Поднимаю голову, взглянув на нее свысока, и намеренно медленно изучаю молодое женское тело. Скольжу взором по ее груди, вспоминая, как любил ласкать ее, ловя каждую эмоцию, проскальзывающую на ее лице, в ответ на прикосновение моих жадных пальцев, провожу дорожку своим взором по длинным ногам, и поселяю на лице ухмылку.

— Я неплохо тебя упаковал, не правда ли? Встреть он тебя за барной стойкой, вряд ли решился бы притащить сюда.

Плевать на гримасу боли, исказившую молодое лицо моей бывшей невесты, да и дрожащие плечи Яны не заставляют мое сердце жалостно сжиматься… С куда большим удовольствием я бы встряхнул эту куклу, заставляя расширить глаза от ужаса, нежели прижал к себе, мечтая утешить и снять с нее груз вины.

— Как низко, — мгновенно вспыхивает, мотая головой, и произносит полушепотом. — Я не хотела тебя обидеть.

— Поэтому собрала вещи и сбежала, не забыв черкануть извинения?

Я намеренно подхожу ближе, упиваясь своей властью — женщина тупит взор, выставляя вперед ладошку, а ее острый подбородок уже начинает подрагивать. Она ведь сама сделала выбор, подойдя ко мне именно сейчас, когда вокруг ни души, а чувства мои накалены до предела от одного вида чужих ладоней на ее талии. Никто не обещал, что этот разговор пройдет легко.
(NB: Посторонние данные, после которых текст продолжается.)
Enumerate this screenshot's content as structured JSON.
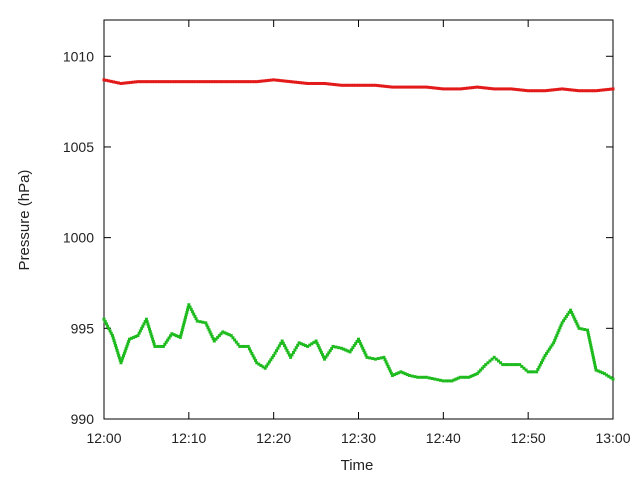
{
  "chart_data": {
    "type": "scatter",
    "title": "",
    "xlabel": "Time",
    "ylabel": "Pressure (hPa)",
    "xlim": [
      "12:00",
      "13:00"
    ],
    "ylim": [
      990,
      1012
    ],
    "x_ticks": [
      "12:00",
      "12:10",
      "12:20",
      "12:30",
      "12:40",
      "12:50",
      "13:00"
    ],
    "y_ticks": [
      990,
      995,
      1000,
      1005,
      1010
    ],
    "grid": false,
    "legend": "none",
    "series": [
      {
        "color": "#e31a1a",
        "x": [
          "12:00",
          "12:02",
          "12:04",
          "12:06",
          "12:08",
          "12:10",
          "12:12",
          "12:14",
          "12:16",
          "12:18",
          "12:20",
          "12:22",
          "12:24",
          "12:26",
          "12:28",
          "12:30",
          "12:32",
          "12:34",
          "12:36",
          "12:38",
          "12:40",
          "12:42",
          "12:44",
          "12:46",
          "12:48",
          "12:50",
          "12:52",
          "12:54",
          "12:56",
          "12:58",
          "13:00"
        ],
        "values": [
          1008.7,
          1008.5,
          1008.6,
          1008.6,
          1008.6,
          1008.6,
          1008.6,
          1008.6,
          1008.6,
          1008.6,
          1008.7,
          1008.6,
          1008.5,
          1008.5,
          1008.4,
          1008.4,
          1008.4,
          1008.3,
          1008.3,
          1008.3,
          1008.2,
          1008.2,
          1008.3,
          1008.2,
          1008.2,
          1008.1,
          1008.1,
          1008.2,
          1008.1,
          1008.1,
          1008.2
        ]
      },
      {
        "color": "#1dbb1d",
        "x": [
          "12:00",
          "12:01",
          "12:02",
          "12:03",
          "12:04",
          "12:05",
          "12:06",
          "12:07",
          "12:08",
          "12:09",
          "12:10",
          "12:11",
          "12:12",
          "12:13",
          "12:14",
          "12:15",
          "12:16",
          "12:17",
          "12:18",
          "12:19",
          "12:20",
          "12:21",
          "12:22",
          "12:23",
          "12:24",
          "12:25",
          "12:26",
          "12:27",
          "12:28",
          "12:29",
          "12:30",
          "12:31",
          "12:32",
          "12:33",
          "12:34",
          "12:35",
          "12:36",
          "12:37",
          "12:38",
          "12:39",
          "12:40",
          "12:41",
          "12:42",
          "12:43",
          "12:44",
          "12:45",
          "12:46",
          "12:47",
          "12:48",
          "12:49",
          "12:50",
          "12:51",
          "12:52",
          "12:53",
          "12:54",
          "12:55",
          "12:56",
          "12:57",
          "12:58",
          "12:59",
          "13:00"
        ],
        "values": [
          995.5,
          994.6,
          993.1,
          994.4,
          994.6,
          995.5,
          994.0,
          994.0,
          994.7,
          994.5,
          996.3,
          995.4,
          995.3,
          994.3,
          994.8,
          994.6,
          994.0,
          994.0,
          993.1,
          992.8,
          993.5,
          994.3,
          993.4,
          994.2,
          994.0,
          994.3,
          993.3,
          994.0,
          993.9,
          993.7,
          994.4,
          993.4,
          993.3,
          993.4,
          992.4,
          992.6,
          992.4,
          992.3,
          992.3,
          992.2,
          992.1,
          992.1,
          992.3,
          992.3,
          992.5,
          993.0,
          993.4,
          993.0,
          993.0,
          993.0,
          992.6,
          992.6,
          993.5,
          994.2,
          995.3,
          996.0,
          995.0,
          994.9,
          992.7,
          992.5,
          992.2
        ]
      }
    ]
  }
}
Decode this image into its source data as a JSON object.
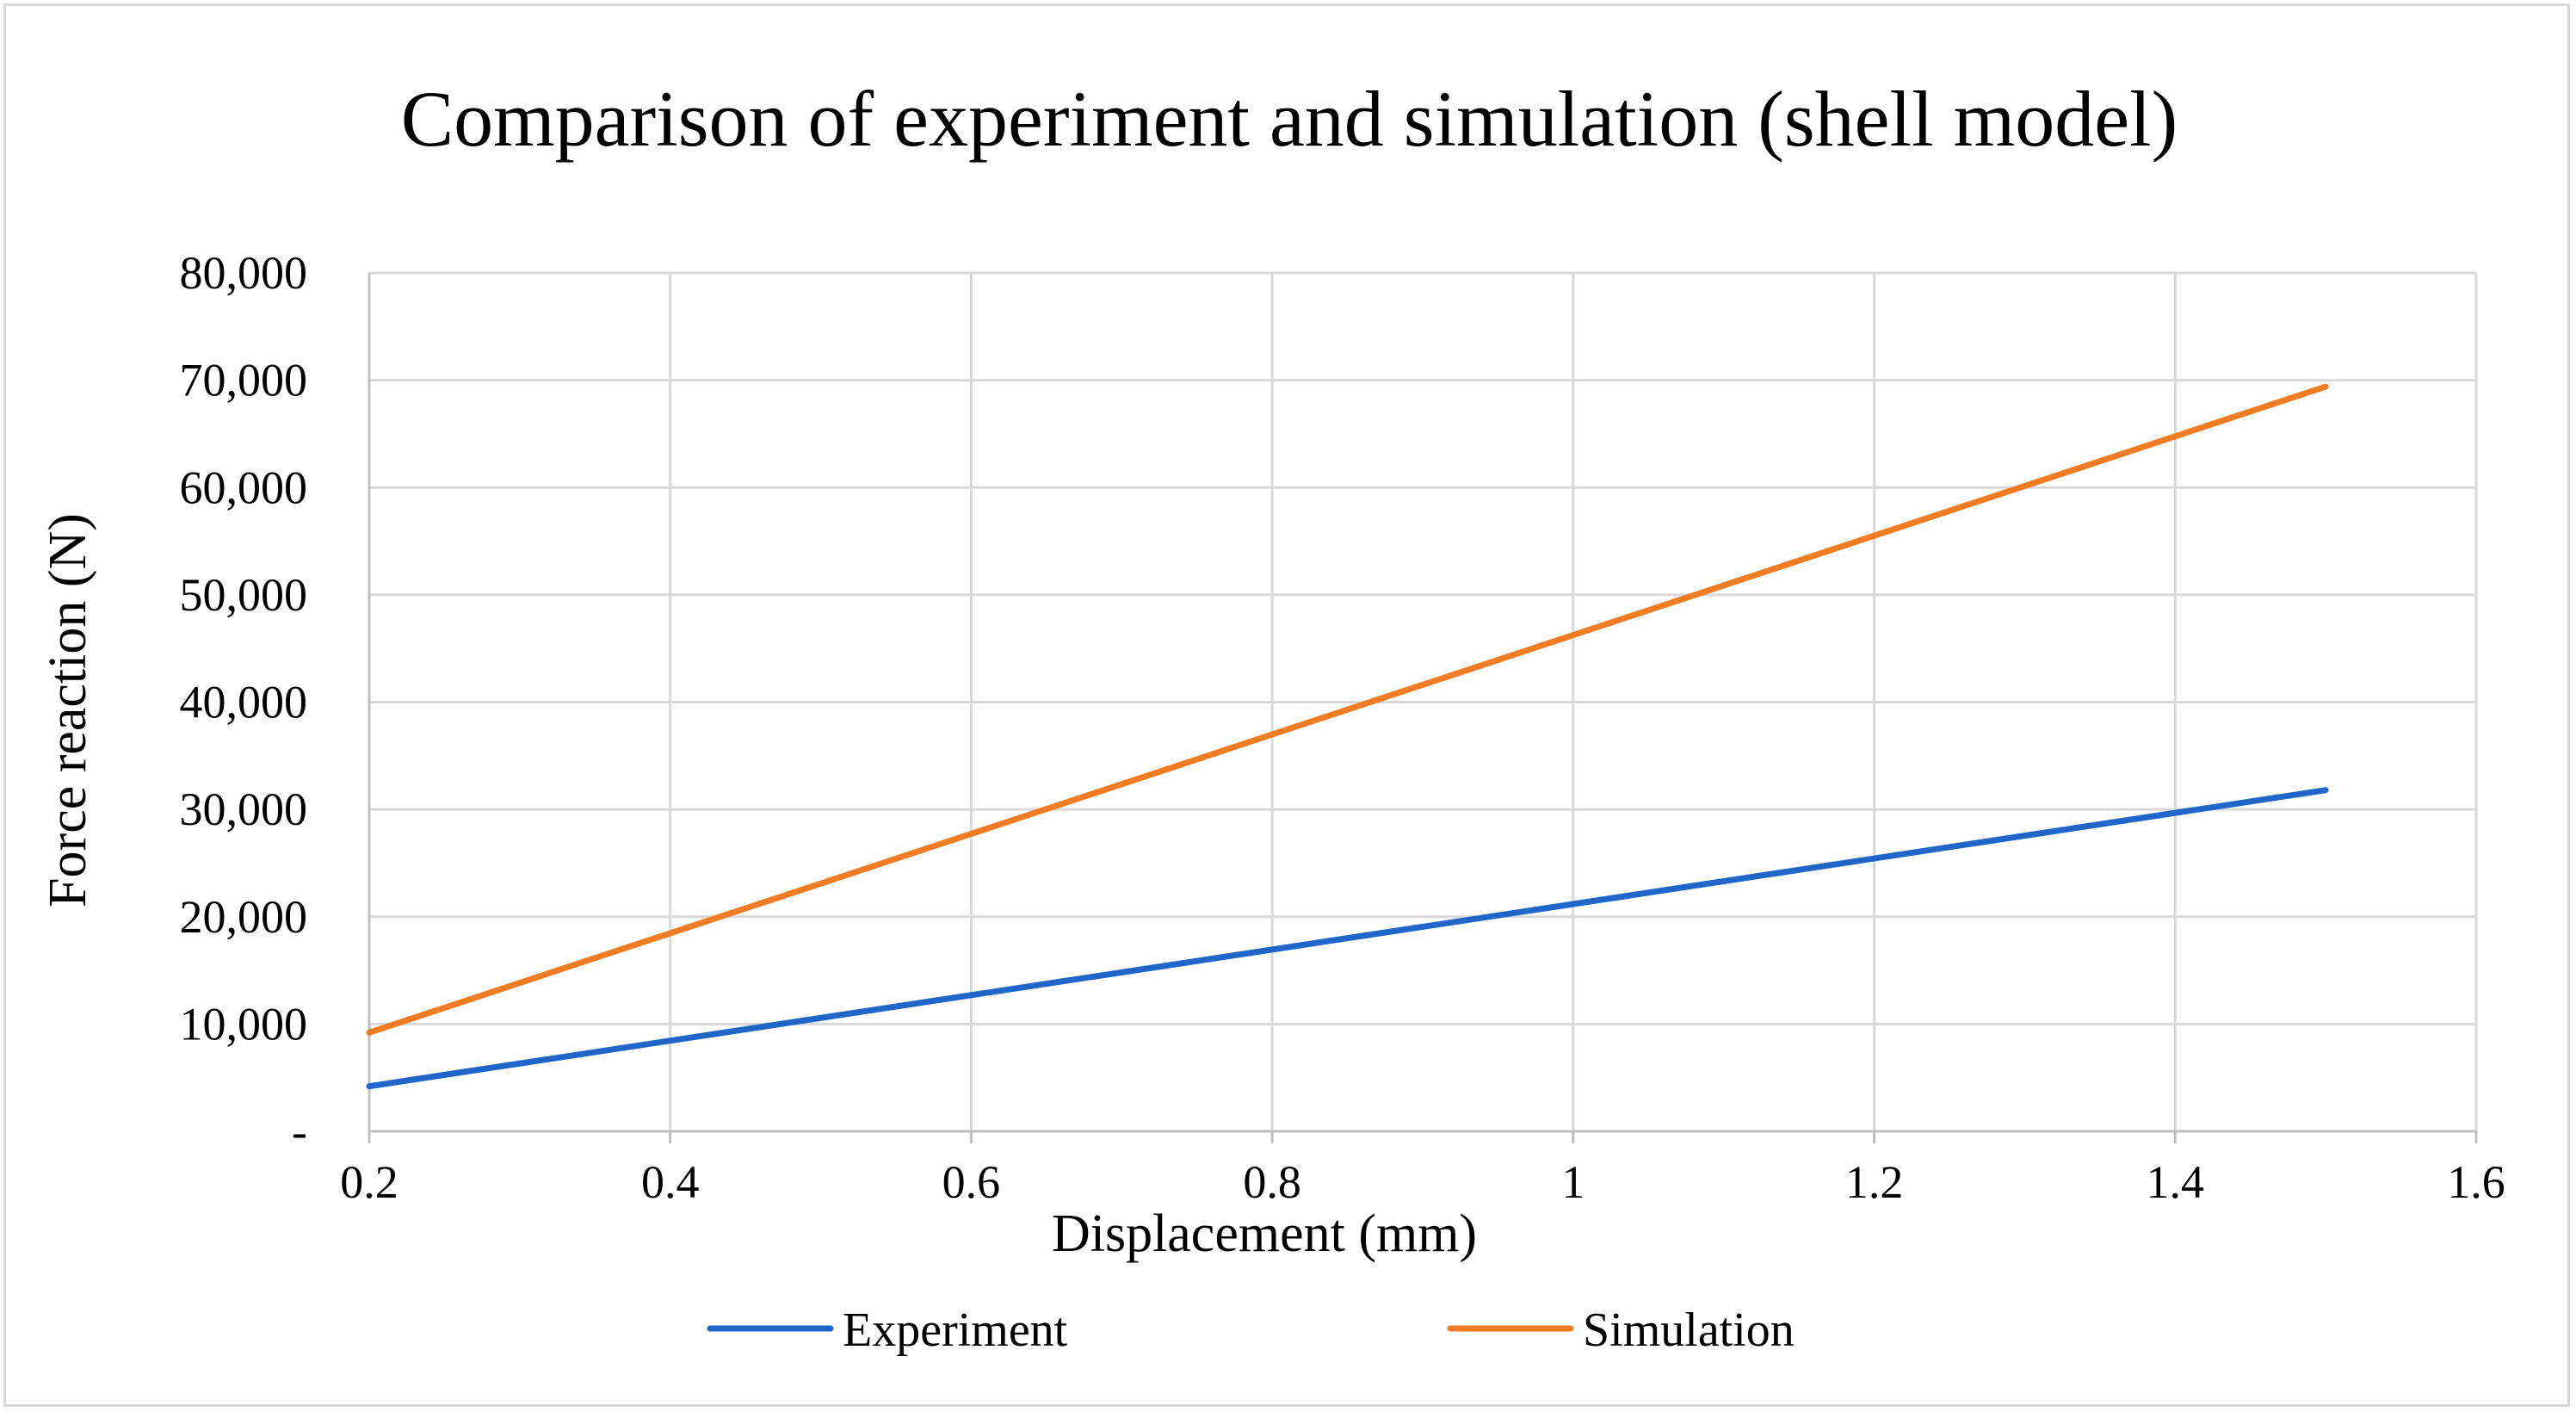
{
  "chart_data": {
    "type": "line",
    "title": "Comparison  of experiment  and  simulation  (shell model)",
    "xlabel": "Displacement  (mm)",
    "ylabel": "Force reaction (N)",
    "xlim": [
      0.2,
      1.6
    ],
    "ylim": [
      0,
      80000
    ],
    "x_ticks": [
      0.2,
      0.4,
      0.6,
      0.8,
      1,
      1.2,
      1.4,
      1.6
    ],
    "x_tick_labels": [
      "0.2",
      "0.4",
      "0.6",
      "0.8",
      "1",
      "1.2",
      "1.4",
      "1.6"
    ],
    "y_ticks": [
      0,
      10000,
      20000,
      30000,
      40000,
      50000,
      60000,
      70000,
      80000
    ],
    "y_tick_labels": [
      "-",
      "10,000",
      "20,000",
      "30,000",
      "40,000",
      "50,000",
      "60,000",
      "70,000",
      "80,000"
    ],
    "grid": true,
    "legend_position": "bottom",
    "series": [
      {
        "name": "Experiment",
        "color": "#1f66c8",
        "x": [
          0.2,
          1.5
        ],
        "y": [
          4200,
          31800
        ]
      },
      {
        "name": "Simulation",
        "color": "#f27c24",
        "x": [
          0.2,
          1.5
        ],
        "y": [
          9200,
          69400
        ]
      }
    ]
  }
}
Да и поверьте, ее поступок ранил меня куда больше, чем пара жестких фраз, сорвавшихся с моего языка, сейчас ранят ее.

— Я зря все это затеяла, — Яна отступает назад, качая головой, словно пытается выбросить из нее навязчивую идею, преследующую ее бессонными ночами.

Переживала? Заглушала укоры совести, отвлекаясь на утехи с новым любовником? Ей чудом удается устоять на своих высоких шпильках, одной из которых она цепляется за бордюр. Качает головой и, наградив меня долгим тяжелым взглядом, уносится прочь, больше не проронив ни слова.

Убегает, как уже сделала это однажды, оставляя внутри меня пустоту и еще большее непонимание, что могло послужить причиной разрыва. Он богаче? Вряд ли, до прошлой недели, я даже не знал его имени.

Стук ее каблуков отдает в висках тупой болью, и чем дальше она удаляется от меня, тем больше мне хочется заставить ее вернуться. Вернуть, чтобы спокойно спать, наконец, осознав, где я допустил ошибку. Хотя, мне вряд ли это поможет, ведь я не перестану мучить себя вопросами, даже если сотни раз сочту ее правой. Разве она не любила? Разве могли эти губы обманывать, с пылом шепча признания, и это тело, всегда такое податливое в моих руках, могло претворяться, послушно доверяясь моим желаниям.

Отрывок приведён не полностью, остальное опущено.